Et cette poursuite incessante ne s’arrête que pour mieux reprendre.

Certes, l’auteur ne fait pas dans la subtilité, mais il livre aux lecteurs ce qu’ils attendent de lui, des aventures trépidantes et dépaysantes.

Le lecteur aura ainsi le droit à des personnages de paysans, d’anglais opulents, de Bédouins, de gendarmes… des voyages en voiture, en train, en paquebot, à dos de chameau… il visitera les campagnes françaises comme les déserts Égyptiens… Et, quand il croira que l’aventure s’arrête, elle reprendra de plus belle.

Un peu naïf, comme littérature, pour les lecteurs d’aujourd’hui, certes, mais c’est aussi ce qui fait le charme du personnage, de la série, de José Moselli.

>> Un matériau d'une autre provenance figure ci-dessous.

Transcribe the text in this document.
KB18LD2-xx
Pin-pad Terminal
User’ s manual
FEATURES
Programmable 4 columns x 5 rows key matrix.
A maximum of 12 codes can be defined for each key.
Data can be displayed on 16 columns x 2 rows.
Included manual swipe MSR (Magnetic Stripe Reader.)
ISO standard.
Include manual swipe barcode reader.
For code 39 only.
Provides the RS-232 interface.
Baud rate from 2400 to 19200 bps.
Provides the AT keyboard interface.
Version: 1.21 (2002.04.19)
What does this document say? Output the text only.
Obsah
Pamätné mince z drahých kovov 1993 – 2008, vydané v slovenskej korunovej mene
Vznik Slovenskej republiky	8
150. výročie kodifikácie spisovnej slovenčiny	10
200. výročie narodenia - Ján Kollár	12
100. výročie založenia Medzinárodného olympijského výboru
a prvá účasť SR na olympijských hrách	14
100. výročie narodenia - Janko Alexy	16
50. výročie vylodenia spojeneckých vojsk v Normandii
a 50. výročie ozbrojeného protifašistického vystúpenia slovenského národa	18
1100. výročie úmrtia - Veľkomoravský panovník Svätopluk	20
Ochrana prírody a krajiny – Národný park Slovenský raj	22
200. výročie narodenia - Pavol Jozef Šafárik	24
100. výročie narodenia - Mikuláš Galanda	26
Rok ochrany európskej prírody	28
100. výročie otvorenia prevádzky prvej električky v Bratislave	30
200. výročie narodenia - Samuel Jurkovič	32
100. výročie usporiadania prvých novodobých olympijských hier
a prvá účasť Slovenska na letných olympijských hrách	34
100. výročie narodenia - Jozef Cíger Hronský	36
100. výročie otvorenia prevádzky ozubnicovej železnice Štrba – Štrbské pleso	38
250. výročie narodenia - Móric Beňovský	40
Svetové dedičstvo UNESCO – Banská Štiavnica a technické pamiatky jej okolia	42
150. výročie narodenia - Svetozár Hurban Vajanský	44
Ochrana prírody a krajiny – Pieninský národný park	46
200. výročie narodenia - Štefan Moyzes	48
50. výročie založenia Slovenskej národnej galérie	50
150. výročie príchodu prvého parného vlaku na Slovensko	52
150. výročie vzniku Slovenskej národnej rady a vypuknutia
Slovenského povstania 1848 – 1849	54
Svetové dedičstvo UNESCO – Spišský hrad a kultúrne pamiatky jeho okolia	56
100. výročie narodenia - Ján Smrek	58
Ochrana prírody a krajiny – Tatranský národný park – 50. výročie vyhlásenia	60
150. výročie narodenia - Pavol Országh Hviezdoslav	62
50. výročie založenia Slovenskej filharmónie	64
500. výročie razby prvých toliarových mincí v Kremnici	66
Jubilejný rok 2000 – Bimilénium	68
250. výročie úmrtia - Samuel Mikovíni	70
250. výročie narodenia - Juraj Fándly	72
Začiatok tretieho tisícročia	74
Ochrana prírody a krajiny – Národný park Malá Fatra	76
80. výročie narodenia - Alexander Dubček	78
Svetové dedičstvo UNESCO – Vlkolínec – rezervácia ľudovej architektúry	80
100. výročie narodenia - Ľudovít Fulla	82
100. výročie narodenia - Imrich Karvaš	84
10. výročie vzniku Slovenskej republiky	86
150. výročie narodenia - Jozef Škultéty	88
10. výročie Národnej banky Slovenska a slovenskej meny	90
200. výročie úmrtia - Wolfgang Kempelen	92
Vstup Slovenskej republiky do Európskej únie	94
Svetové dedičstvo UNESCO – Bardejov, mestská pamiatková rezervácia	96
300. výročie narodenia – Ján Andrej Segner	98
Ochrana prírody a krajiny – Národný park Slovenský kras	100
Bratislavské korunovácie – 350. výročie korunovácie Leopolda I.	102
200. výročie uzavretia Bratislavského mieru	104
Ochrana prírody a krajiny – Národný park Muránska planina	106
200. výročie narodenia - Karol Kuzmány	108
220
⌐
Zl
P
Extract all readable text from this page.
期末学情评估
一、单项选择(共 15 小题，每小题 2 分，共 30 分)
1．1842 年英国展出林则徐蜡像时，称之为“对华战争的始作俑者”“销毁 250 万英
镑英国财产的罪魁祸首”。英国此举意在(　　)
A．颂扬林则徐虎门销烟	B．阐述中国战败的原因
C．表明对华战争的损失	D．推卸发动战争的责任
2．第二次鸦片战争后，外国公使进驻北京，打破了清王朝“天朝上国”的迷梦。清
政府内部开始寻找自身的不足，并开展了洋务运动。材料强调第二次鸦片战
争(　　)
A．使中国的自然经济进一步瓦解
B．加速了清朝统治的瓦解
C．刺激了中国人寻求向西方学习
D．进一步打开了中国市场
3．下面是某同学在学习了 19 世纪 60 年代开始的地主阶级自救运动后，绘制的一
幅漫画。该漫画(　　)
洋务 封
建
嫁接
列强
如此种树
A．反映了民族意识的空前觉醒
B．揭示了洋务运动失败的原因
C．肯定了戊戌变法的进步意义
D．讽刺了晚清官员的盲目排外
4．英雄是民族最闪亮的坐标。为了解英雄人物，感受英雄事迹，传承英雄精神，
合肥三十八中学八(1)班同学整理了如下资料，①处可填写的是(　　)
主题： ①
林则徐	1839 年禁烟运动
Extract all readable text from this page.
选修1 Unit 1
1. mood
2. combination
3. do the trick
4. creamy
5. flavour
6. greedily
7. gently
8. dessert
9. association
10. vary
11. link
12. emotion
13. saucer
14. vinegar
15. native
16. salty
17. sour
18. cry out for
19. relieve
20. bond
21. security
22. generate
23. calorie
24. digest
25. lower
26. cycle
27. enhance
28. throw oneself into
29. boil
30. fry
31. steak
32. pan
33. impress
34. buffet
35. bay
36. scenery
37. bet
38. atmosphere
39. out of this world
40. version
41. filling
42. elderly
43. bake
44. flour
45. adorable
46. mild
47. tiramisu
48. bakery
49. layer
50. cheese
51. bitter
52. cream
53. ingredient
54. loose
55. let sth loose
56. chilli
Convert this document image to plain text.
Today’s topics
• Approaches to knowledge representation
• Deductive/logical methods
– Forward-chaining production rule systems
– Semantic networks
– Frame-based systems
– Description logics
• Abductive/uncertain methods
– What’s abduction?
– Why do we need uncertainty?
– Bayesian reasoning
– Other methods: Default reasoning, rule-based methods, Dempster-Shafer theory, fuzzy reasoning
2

Et, on pourra également prendre les aventures d’IKo Terouka comme pierre d’achoppement de la série qui naîtra quand celle-ci arrivera proche de son terme, en 1935, pour le compte du magazine « Le Cri-Cri » : « M. Dupont détective ».

Cette nouvelle série reprendra les codes de la première en proposant un détective qui voyage à travers le monde pour ses enquêtes, qui est le roi du déguisement, qui est fort, courageux, perspicace… mais en y apportant quelques nouveautés qui feront tout son charme : un héros un peu plus atypique avec son physique et son attitude de fonctionnaire et le fait qu’il soit épaulé par son jeune valet noir…

« M. Dupont détective », moins naïf dans son développement et son style mais tout aussi trépidant dans son rythme et son dépaysement n’aura alors pour seul défaut que sa concision puisqu’elle ne s’étalera que sur un an et demi et proposera seulement 6 enquêtes.

Au final, les aventures d’Iko Terouka peuvent souffrir d’une naïveté propre à son époque (accentuée par le fait que ce qui était moderne est devenu archaïque), mais font preuve d’un dynamisme et d’un rythme continuel tout en faisant voyager à travers le monde du début du siècle dernier.